As the UK and many other countries have found out, there is no easy way to stop people from trying to seek an alternative life, under whatever pretext and at any cost, material or physical. Since the dawn of history, people have been on the move and it is no different today for those determined to try to seek a better life somewhere else. The problem faced by host countries — which are often Western, democratic, stable nations — is that people are ready to go to any lengths to reach their soil.
The UK Conservative government has drawn heavy criticism for its Rwanda removal policy and its efforts to process and remove the Albanians who made up at least 25 percent of all small boat arrivals last year, despite their home country being deemed safe. The UN Refugee Agency said that British plans are likely to undermine global refugee protection rules and violate international law. It said London was going against the basic principles of international solidarity and responsibility sharing, upon which the 1951 Refugee Convention was founded. Britain’s new focus on Albanian migrants also seems to have angered that country’s Prime Minister Edi Rama, who said that the UK should “stop discriminating” against people from Albania to excuse its own migration policy failures.

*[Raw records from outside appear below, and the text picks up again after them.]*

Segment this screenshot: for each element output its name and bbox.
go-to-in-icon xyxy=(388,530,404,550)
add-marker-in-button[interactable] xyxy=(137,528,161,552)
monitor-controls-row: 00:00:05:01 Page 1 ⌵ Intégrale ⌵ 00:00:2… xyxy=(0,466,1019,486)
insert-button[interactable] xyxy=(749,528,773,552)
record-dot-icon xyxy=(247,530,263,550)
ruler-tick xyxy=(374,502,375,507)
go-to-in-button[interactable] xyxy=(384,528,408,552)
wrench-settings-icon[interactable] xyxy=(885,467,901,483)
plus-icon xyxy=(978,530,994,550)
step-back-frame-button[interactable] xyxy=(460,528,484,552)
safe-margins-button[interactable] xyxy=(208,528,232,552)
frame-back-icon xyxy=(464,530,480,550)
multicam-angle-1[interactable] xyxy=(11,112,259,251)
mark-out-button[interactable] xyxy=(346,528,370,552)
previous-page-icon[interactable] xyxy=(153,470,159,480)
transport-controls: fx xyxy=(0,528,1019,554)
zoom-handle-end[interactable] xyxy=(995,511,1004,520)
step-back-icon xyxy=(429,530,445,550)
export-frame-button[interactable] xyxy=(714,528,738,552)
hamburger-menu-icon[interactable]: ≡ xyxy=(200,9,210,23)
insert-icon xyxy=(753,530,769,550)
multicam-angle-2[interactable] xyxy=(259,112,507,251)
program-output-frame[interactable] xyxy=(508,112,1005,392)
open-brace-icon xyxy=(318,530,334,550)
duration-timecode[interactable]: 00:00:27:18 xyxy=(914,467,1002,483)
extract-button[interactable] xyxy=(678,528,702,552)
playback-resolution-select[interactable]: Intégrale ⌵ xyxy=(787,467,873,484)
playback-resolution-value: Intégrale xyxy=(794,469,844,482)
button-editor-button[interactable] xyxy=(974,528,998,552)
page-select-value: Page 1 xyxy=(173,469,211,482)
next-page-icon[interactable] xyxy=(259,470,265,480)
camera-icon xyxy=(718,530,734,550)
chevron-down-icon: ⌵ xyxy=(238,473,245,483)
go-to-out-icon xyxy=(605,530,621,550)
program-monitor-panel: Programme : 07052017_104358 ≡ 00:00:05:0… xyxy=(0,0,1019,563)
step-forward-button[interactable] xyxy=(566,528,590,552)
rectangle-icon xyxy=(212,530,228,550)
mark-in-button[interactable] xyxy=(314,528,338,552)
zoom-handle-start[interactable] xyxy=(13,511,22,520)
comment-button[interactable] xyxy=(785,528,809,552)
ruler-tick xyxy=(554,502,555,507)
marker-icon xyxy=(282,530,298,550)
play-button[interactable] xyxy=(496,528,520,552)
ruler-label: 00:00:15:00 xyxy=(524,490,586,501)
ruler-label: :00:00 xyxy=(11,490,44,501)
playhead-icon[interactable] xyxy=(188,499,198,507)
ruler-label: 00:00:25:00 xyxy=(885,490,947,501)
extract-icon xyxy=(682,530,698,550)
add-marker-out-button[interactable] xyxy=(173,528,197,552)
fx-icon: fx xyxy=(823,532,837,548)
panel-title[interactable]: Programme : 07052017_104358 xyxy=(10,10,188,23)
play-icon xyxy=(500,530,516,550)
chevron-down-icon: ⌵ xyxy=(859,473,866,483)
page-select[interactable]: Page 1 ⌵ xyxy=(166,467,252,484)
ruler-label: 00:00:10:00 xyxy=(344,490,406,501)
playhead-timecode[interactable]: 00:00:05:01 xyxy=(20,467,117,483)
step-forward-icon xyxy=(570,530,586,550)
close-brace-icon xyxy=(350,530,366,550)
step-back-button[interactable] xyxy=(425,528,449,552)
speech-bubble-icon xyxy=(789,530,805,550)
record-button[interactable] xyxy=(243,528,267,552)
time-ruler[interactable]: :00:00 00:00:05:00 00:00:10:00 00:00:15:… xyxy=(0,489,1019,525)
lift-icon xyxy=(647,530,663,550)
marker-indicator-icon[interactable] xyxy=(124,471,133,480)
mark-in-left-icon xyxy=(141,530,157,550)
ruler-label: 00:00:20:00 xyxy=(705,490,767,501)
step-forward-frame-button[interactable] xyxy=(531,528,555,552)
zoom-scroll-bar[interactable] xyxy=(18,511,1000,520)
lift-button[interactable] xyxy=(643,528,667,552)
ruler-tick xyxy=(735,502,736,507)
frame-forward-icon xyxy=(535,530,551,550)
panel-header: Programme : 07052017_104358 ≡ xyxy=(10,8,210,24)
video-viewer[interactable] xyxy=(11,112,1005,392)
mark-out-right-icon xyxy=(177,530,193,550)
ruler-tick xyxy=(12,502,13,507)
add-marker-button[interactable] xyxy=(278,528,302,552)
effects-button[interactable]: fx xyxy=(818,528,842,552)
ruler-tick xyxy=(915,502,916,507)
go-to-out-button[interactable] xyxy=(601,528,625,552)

For years, Britain has suffered from a broken immigration system, which is viewed by many as having too many loopholes that, while helping deserving political refugees and genuine asylum seekers, can also be capitalized on and used and abused by economic migrants and criminal human traffickers.
The year 2023 has started with the world looking more and more volatile, with no indication of a rapid end to the war in Ukraine, while there is also instability in Afghanistan under the Taliban and the heavy-handed clampdown on demonstrators in Iran, to mention just a few. In addition to violent conflicts and civil strife, economic woes are multiplying and exerting more pressure on precarious nations that are struggling in the face of costly food and crop failures due to climate change, along with other adversities, putting further pressure on people to seek alternatives and maybe flee.